2. Priority Management

  • Use priority ranges thoughtfully
  • Reserve high/low ends for special cases
  • Document priority meanings
  • Consider complexity scoring
  • Test priority interactions

3. Pattern Matching

  • Keep match functions simple
  • Handle nil/missing data gracefully
  • Document matching conditions
  • Test edge cases thoroughly
  • Consider performance impact

4. Route Organization

  • Group related functionality
  • Use consistent naming
  • Document path hierarchies
  • Consider maintenance
  • Plan for scale

5. Error Handling

  • Validate routes early
  • Handle missing routes gracefully
  • Use Error structs consistently
  • Log routing errors
  • Provide clear context

Testing

Here's how to thoroughly test your routing:

defmodule MyApp.RouterTest do
  use ExUnit.Case

  alias Jido.Signal
  alias Jido.Instruction

  setup do
    routes = [
      {"user.created", %Instruction{
        action: MyApp.Actions.HandleUserCreated
      }},
      {"user.*.updated", %Instruction{
        action: MyApp.Actions.HandleUserUpdated
      }},
      {"user.**", %Instruction{
        action: MyApp.Actions.AuditUser
      }, 100}
    ]

    {:ok, router} = Router.new(routes)
    %{router: router}
  end

  test "routes signals correctly", %{router: router} do
    signal = %Signal{
      id: Jido.Util.generate_id(),
      source: "/test",
      type: "user.123.updated",
      data: %{}
    }

    {:ok, instructions} = Router.route(router, signal)

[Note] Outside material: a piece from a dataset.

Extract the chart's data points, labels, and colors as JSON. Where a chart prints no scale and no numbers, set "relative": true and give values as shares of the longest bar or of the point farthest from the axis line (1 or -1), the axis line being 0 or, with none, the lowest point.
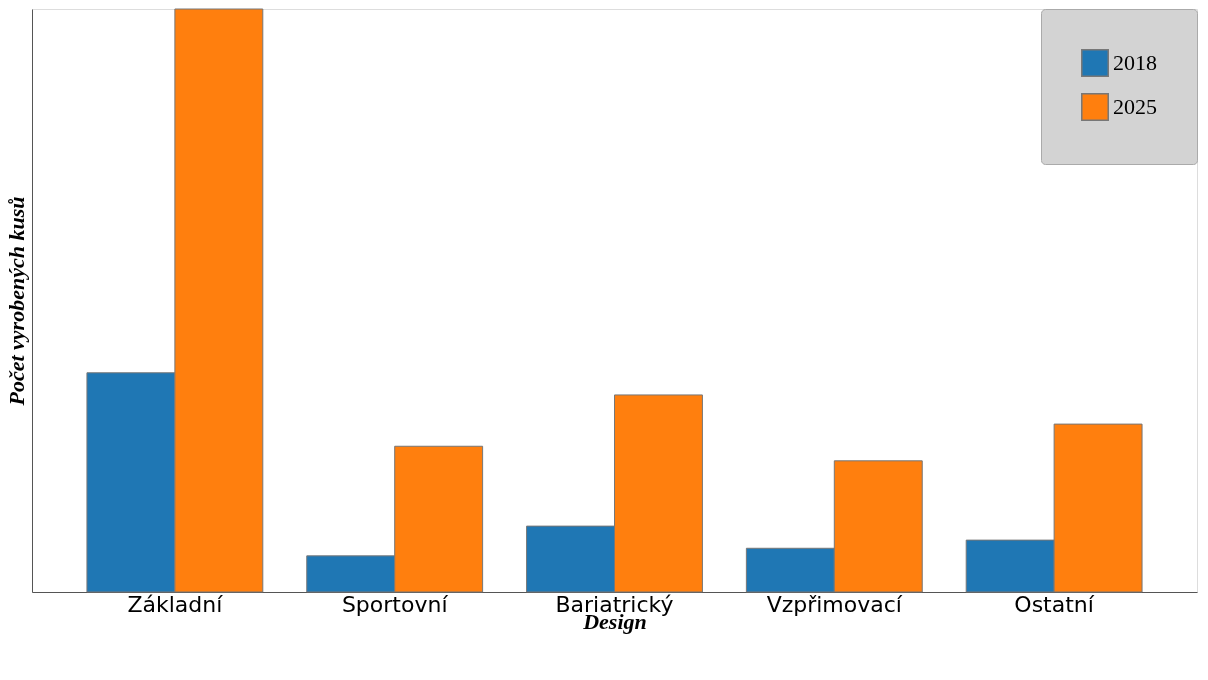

    assert length(instructions) == 2  # audit and update handlers
    assert Enum.any?(instructions, & &1.action == MyApp.Actions.AuditUser)
    assert Enum.any?(instructions, & &1.action == MyApp.Actions.HandleUserUpdated)
  end

  test "respects priority and complexity", %{router: router} do
    signal = %Signal{
      id: Jido.Util.generate_id(),
      source: "/test",
      type: "user.created",
      data: %{}
    }

    {:ok, [first | _]} = Router.route(router, signal)
    assert first.action == MyApp.Actions.AuditUser
  end

  test "handles edge cases" do
    # Test empty segments
    assert {:error, _} = Router.new({"user..created", instruction})

    # Test consecutive wildcards
    assert {:error, _} = Router.new({"user.**.**.created", instruction})

    # Test priority bounds
    assert {:error, _} = Router.new({"test", instruction, 101})

    # Test pattern matching errors
    assert {:error, _} = Router.new({
      "test",
      fn _ -> raise "boom" end,
      instruction
    })
  end
end

Next Steps

Now that you understand the Router, you can explore:

  • Complex routing patterns
  • Dynamic route management
  • Custom pattern matching
  • Performance optimization
  • Integration with other Jido components

Remember: The Router is your signal traffic controller. Design your routes thoughtfully to ensure signals flow efficiently to their proper destinations.